Vivre dans le semi-désert du Kattakum
Dans le sud de la région de Surkhandarya, le paysage du Kattakum offre une autre perspective sur la vie dans le désert.
Bien que communément qualifié de désert, les spécialistes décrivent le Kattakum comme un semi-désert. Les pluies saisonnières, les nappes souterraines et la proximité de l’Amou-Daria permettent le développement d’une végétation bien plus abondante que dans de grands déserts comme le Karakoum.
"Il serait plus exact de parler ici de semi-désert plutôt que de véritable désert", souligne Shukhrat Ibragimov, du département régional du tourisme. "S’il n’y avait pas d’eau ici, en particulier l’Amou-Daria, la zone autour de Termiz ressemblerait probablement exactement à cela."
Le paysage abrite des arbrisseaux de saxaoul, des plantes printanières éphémères et des tulipes sauvages, tandis que les mesures de protection mises en place ces dernières années ont permis de restaurer une végétation auparavant coupée pour servir de combustible.
Dans le même temps, ce semi-désert continue d’influencer la vie quotidienne.
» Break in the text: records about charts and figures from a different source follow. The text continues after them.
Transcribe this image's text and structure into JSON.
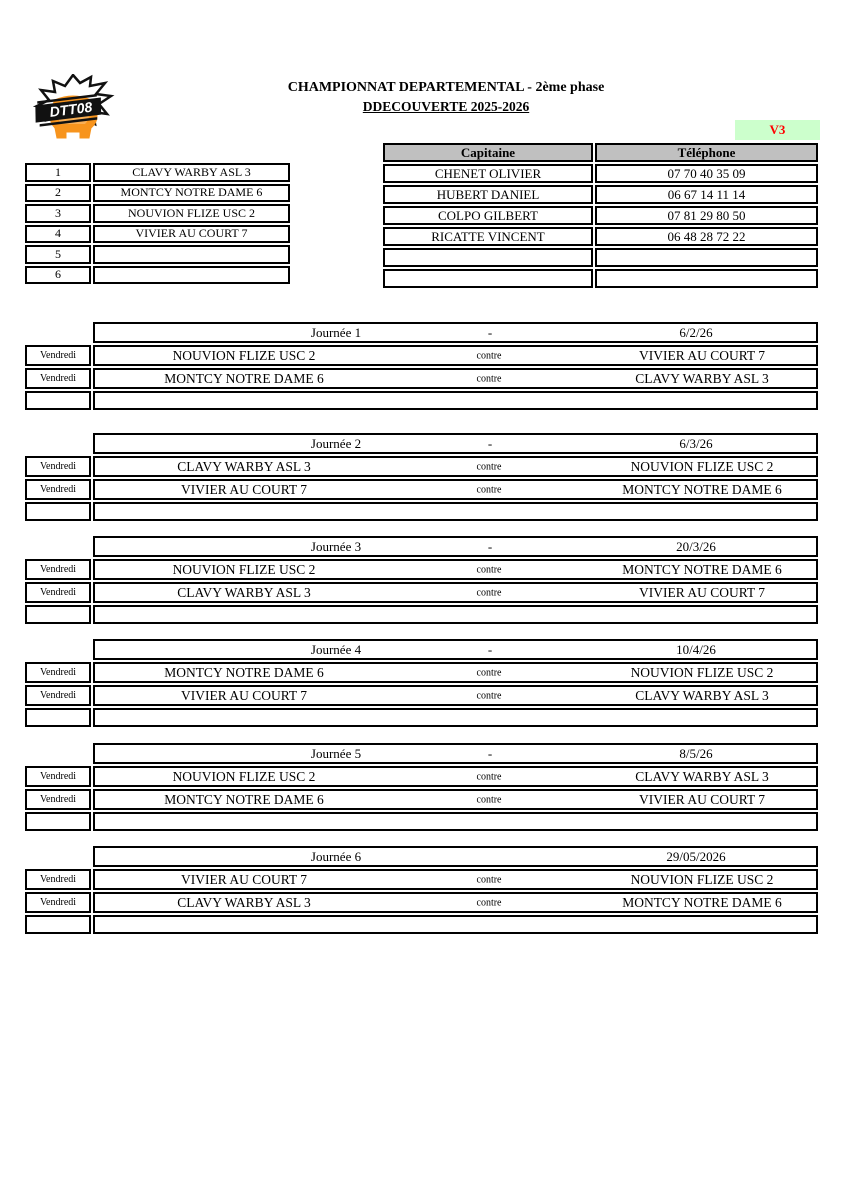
{
  "page": {
    "title_line1": "CHAMPIONNAT DEPARTEMENTAL - 2ème phase",
    "title_line2": "DDECOUVERTE 2025-2026",
    "version_label": "V3"
  },
  "logo": {
    "text": "DTT08"
  },
  "colors": {
    "header_gray": "#C0C0C0",
    "version_green": "#CCFFCC",
    "version_red": "#FF0000",
    "logo_orange": "#F7941D"
  },
  "teams": {
    "rows": [
      {
        "num": "1",
        "name": "CLAVY WARBY ASL 3"
      },
      {
        "num": "2",
        "name": "MONTCY NOTRE DAME 6"
      },
      {
        "num": "3",
        "name": "NOUVION FLIZE USC 2"
      },
      {
        "num": "4",
        "name": "VIVIER AU COURT 7"
      },
      {
        "num": "5",
        "name": ""
      },
      {
        "num": "6",
        "name": ""
      }
    ]
  },
  "captains": {
    "headers": {
      "captain": "Capitaine",
      "phone": "Téléphone"
    },
    "rows": [
      {
        "captain": "CHENET OLIVIER",
        "phone": "07 70 40 35 09"
      },
      {
        "captain": "HUBERT DANIEL",
        "phone": "06 67 14 11 14"
      },
      {
        "captain": "COLPO GILBERT",
        "phone": "07 81 29 80 50"
      },
      {
        "captain": "RICATTE VINCENT",
        "phone": "06 48 28 72 22"
      },
      {
        "captain": "",
        "phone": ""
      },
      {
        "captain": "",
        "phone": ""
      }
    ]
  },
  "schedule": {
    "day_label": "Vendredi",
    "versus_label": "contre",
    "rounds": [
      {
        "title": "Journée 1",
        "separator": "-",
        "date": "6/2/26",
        "matches": [
          {
            "home": "NOUVION FLIZE USC 2",
            "away": "VIVIER AU COURT 7"
          },
          {
            "home": "MONTCY NOTRE DAME 6",
            "away": "CLAVY WARBY ASL 3"
          }
        ]
      },
      {
        "title": "Journée 2",
        "separator": "-",
        "date": "6/3/26",
        "matches": [
          {
            "home": "CLAVY WARBY ASL 3",
            "away": "NOUVION FLIZE USC 2"
          },
          {
            "home": "VIVIER AU COURT 7",
            "away": "MONTCY NOTRE DAME 6"
          }
        ]
      },
      {
        "title": "Journée 3",
        "separator": "-",
        "date": "20/3/26",
        "matches": [
          {
            "home": "NOUVION FLIZE USC 2",
            "away": "MONTCY NOTRE DAME 6"
          },
          {
            "home": "CLAVY WARBY ASL 3",
            "away": "VIVIER AU COURT 7"
          }
        ]
      },
      {
        "title": "Journée 4",
        "separator": "-",
        "date": "10/4/26",
        "matches": [
          {
            "home": "MONTCY NOTRE DAME 6",
            "away": "NOUVION FLIZE USC 2"
          },
          {
            "home": "VIVIER AU COURT 7",
            "away": "CLAVY WARBY ASL 3"
          }
        ]
      },
      {
        "title": "Journée 5",
        "separator": "-",
        "date": "8/5/26",
        "matches": [
          {
            "home": "NOUVION FLIZE USC 2",
            "away": "CLAVY WARBY ASL 3"
          },
          {
            "home": "MONTCY NOTRE DAME 6",
            "away": "VIVIER AU COURT 7"
          }
        ]
      },
      {
        "title": "Journée 6",
        "separator": "",
        "date": "29/05/2026",
        "matches": [
          {
            "home": "VIVIER AU COURT 7",
            "away": "NOUVION FLIZE USC 2"
          },
          {
            "home": "CLAVY WARBY ASL 3",
            "away": "MONTCY NOTRE DAME 6"
          }
        ]
      }
    ]
  }
}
Des vents saisonniers, connus localement sous le nom de vent afghan, transportent régulièrement du sable en direction de Termiz, faisant de la végétation une barrière naturelle essentielle contre l’érosion.
L’intérêt pour la région grandit également chez les visiteurs en quête de balades à dos de chameau, de circuits équestres et d’expériences en pleine nature dans l’un des paysages méconnus d’Ouzbékistan.
Si chaque paysage possède sa propre histoire, ils ont aussi des traits communs. L’eau, le climat et la géographie ont déterminé les lieux d’implantation, ce que les populations construisaient et la manière dont elles vivaient. Ces influences restent visibles aujourd’hui.